# Iguana and dog



## confused (Mar 17, 2004)

I have a female igana about 3 ft long. She doesnt live in a cage instead she has a nice little table and her very own tree by the window. I got a yorkie puppy a couple months ago and he just wants to play with her. She doesnt like to come and visit me anymore because the second she gets off her table the little bastard is over there barking. She isnt afraid just looks very annoyed and will hit him softly with her tail. Is there any way to get the two to get along? I know he is mostly the problem just wondering if anyone has gone through somthing similar.


----------



## Mettle (Dec 29, 2003)

Well. Having a free roaming reptile of any type generally isn't recommended... However, there's not a whole lot you can do. Iguanas are grumpy animals. That dog is pissing it off. One of these days it's going to end badly, I'm sure. Keep an eye out.


----------



## notaverage (Sep 10, 2005)

your either a girl that likes reptiles or a man whos girl brought a POS dog into the house.
Deal with it...


----------



## confused (Mar 17, 2004)

He just wants to play I wouldnt call him a POS dog. If you are gonna be a *** and post ***** things take it somewhere else douchebag.. Well anyways.. I was just asking because I know people that have dogs and iguanas that get along just fine. I read online the way to get dog to settle down about a free roaming reptile is to introduce them outside. I dont really see how this would make a difference or would it?


----------



## notaverage (Sep 10, 2005)

Bustin chops there...I never had this situation...the iguana I HAD roamed without anything but fishtanks in the past...I dont see it being good. As little as the dog is he/she could still hurt Iggy...or visa versa


----------



## Bawb2u (May 27, 2004)

If you don't cage the iguana, the dogs going to kill it eventually. Even though its a small dog, it's a terrier and terriers kill small animals. It's what they were bred for, even little Yorkies.


----------



## confused (Mar 17, 2004)

Bawb2u said:


> If you don't cage the iguana, the dogs going to kill it eventually. Even though its a small dog, it's a terrier and terriers kill small animals. It's what they were bred for, even little Yorkies.

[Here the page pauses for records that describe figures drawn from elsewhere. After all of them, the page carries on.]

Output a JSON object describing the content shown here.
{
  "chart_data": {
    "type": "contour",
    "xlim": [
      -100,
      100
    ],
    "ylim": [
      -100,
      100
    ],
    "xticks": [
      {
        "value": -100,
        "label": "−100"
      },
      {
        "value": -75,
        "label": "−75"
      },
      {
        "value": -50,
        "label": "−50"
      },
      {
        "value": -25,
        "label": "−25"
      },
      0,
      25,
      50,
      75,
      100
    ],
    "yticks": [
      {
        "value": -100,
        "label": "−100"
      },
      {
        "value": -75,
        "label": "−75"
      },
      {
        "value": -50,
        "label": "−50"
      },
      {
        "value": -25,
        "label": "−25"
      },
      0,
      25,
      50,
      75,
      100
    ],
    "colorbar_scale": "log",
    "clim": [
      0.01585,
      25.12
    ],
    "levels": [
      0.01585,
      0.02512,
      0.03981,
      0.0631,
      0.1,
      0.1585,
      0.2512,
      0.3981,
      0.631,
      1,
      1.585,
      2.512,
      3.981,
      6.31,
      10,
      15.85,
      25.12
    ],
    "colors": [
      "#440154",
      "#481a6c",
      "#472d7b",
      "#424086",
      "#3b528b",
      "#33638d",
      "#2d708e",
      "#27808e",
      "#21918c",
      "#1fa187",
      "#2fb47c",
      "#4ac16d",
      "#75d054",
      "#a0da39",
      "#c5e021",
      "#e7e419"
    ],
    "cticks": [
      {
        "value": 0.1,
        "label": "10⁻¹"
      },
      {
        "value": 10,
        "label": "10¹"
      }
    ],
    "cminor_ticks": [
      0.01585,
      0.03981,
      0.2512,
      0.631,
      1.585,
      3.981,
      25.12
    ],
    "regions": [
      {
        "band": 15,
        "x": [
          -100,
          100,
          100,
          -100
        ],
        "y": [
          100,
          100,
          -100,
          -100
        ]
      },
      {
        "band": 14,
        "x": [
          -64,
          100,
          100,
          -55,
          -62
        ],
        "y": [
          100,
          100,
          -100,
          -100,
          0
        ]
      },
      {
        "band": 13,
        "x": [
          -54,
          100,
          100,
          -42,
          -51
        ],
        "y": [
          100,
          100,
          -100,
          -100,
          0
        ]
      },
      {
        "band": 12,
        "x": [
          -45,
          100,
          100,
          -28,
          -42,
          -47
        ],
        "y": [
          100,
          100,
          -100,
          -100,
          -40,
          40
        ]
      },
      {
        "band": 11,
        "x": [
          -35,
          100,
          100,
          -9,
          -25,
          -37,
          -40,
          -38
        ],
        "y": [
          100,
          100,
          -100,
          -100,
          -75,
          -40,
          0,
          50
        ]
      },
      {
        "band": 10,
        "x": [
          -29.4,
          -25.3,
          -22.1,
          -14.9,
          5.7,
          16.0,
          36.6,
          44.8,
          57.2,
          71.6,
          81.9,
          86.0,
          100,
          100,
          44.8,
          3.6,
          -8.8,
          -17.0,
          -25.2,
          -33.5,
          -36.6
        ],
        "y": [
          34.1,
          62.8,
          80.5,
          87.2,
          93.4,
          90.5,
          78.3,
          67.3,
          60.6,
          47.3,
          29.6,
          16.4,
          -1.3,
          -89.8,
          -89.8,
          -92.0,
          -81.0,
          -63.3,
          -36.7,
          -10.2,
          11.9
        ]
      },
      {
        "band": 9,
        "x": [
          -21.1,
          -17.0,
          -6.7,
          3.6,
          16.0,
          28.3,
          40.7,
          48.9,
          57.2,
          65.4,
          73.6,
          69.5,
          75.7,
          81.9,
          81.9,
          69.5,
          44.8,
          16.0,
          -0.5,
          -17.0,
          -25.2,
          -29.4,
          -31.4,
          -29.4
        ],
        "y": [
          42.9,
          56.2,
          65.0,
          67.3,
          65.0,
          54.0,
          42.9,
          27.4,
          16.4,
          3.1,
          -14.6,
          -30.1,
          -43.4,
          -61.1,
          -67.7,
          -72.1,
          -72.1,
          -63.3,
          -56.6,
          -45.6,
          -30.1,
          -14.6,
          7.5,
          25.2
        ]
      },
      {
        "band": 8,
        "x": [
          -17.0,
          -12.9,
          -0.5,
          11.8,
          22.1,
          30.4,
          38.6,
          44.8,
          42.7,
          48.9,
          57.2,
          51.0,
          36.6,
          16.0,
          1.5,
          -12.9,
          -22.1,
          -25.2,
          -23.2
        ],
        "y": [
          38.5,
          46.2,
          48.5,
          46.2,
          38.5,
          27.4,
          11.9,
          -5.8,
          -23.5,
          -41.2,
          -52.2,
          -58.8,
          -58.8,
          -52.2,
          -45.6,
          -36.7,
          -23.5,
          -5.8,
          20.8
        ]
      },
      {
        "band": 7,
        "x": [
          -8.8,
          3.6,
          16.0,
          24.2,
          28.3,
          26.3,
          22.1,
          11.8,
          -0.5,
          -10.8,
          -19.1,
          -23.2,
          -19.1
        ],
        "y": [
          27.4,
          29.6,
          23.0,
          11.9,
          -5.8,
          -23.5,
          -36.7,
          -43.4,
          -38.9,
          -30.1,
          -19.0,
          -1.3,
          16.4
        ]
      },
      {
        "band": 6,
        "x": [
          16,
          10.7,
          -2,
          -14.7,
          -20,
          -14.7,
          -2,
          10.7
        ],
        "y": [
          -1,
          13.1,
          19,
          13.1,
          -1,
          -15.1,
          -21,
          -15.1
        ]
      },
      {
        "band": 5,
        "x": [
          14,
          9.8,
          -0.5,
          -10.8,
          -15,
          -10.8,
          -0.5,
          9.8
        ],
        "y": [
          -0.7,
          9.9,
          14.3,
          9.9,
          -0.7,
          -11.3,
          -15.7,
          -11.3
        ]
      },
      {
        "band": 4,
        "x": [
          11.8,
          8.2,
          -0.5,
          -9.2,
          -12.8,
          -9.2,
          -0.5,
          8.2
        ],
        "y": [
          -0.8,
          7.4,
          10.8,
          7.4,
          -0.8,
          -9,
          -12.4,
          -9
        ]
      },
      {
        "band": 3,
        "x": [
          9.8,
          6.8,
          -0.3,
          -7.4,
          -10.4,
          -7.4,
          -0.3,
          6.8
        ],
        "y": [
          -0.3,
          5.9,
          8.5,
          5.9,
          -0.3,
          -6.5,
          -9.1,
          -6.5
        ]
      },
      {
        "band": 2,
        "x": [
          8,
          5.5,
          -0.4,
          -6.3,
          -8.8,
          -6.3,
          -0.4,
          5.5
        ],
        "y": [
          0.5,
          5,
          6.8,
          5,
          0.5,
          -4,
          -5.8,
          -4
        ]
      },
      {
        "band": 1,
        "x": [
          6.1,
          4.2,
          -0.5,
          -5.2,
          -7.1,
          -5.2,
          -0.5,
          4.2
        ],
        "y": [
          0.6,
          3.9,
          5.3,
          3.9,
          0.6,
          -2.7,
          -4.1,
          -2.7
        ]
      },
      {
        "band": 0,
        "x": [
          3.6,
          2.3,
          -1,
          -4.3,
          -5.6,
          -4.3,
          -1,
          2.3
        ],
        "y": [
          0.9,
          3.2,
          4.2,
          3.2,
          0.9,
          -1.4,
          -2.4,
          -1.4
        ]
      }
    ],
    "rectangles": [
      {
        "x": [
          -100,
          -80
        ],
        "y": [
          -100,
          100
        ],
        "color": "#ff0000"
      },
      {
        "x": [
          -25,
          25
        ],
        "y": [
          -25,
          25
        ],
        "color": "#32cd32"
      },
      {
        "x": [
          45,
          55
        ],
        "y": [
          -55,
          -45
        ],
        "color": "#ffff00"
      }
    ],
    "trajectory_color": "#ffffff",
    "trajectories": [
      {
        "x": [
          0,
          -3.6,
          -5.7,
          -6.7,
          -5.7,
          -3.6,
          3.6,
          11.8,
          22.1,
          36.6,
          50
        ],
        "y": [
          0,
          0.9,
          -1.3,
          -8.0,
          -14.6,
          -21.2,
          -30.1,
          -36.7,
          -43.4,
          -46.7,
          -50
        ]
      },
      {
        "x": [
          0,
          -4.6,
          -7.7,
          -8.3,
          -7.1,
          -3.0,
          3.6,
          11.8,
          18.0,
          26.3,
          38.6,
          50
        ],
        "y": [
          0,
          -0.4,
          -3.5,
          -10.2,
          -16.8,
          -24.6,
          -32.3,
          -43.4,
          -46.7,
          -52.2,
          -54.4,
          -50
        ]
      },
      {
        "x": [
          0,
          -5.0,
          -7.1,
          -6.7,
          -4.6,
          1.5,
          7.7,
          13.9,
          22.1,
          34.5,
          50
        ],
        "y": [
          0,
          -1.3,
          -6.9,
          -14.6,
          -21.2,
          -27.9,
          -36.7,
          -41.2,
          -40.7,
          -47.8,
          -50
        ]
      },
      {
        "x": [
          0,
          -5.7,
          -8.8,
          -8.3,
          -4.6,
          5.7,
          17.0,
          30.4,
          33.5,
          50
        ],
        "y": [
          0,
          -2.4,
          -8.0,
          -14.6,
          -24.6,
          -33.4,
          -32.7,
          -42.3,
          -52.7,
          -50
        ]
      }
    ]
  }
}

The guy i got the pup from had 3 yorkies and an iguana freeroaming. How does he do it? I just dont get it. When i picked the dog up one of his dogs was sitting not 2 feet from the iguana. Guess im gonna have to build a cage.


----------



## confused (Mar 17, 2004)

the dogs more scared of the ig. If he knew how to approach the iguana i dont think it would be a problem but hes a puppy and he cant control himself. Maybe ill try holding the ig near him while hes tired. Im not too worried about either getting injured because the dog is a p*ssy and the ig will usually flee back to her tree if he gets too annoying.



Bawb2u said:


> If you don't cage the iguana, the dogs going to kill it eventually. Even though its a small dog, it's a terrier and terriers kill small animals. It's what they were bred for, even little Yorkies.


The guy i got the pup from had 3 yorkies and an iguana freeroaming. How does he do it? I just dont get it. When i picked the dog up one of his dogs was sitting not 2 feet from the iguana. Guess im gonna have to build a cage.


----------



## notaverage (Sep 10, 2005)

Thats an odd mix? Someoone else actually had a yorkie and free roaming Ig? I would ask him man...As stated above terriors were bred to hunt small animal and vermin. Your Ig is gonna bring out his natural instincts at some point and your going to be pretty upset when you get home one day.


----------



## confused (Mar 17, 2004)

Yeah i better build a cage to be safe. Hes the one that told me to introduce them outside and to lay the yorkie on his back. He said after a while they just lose intrest. This is not the case with my yorkie lol. thanks for the replys guys.


----------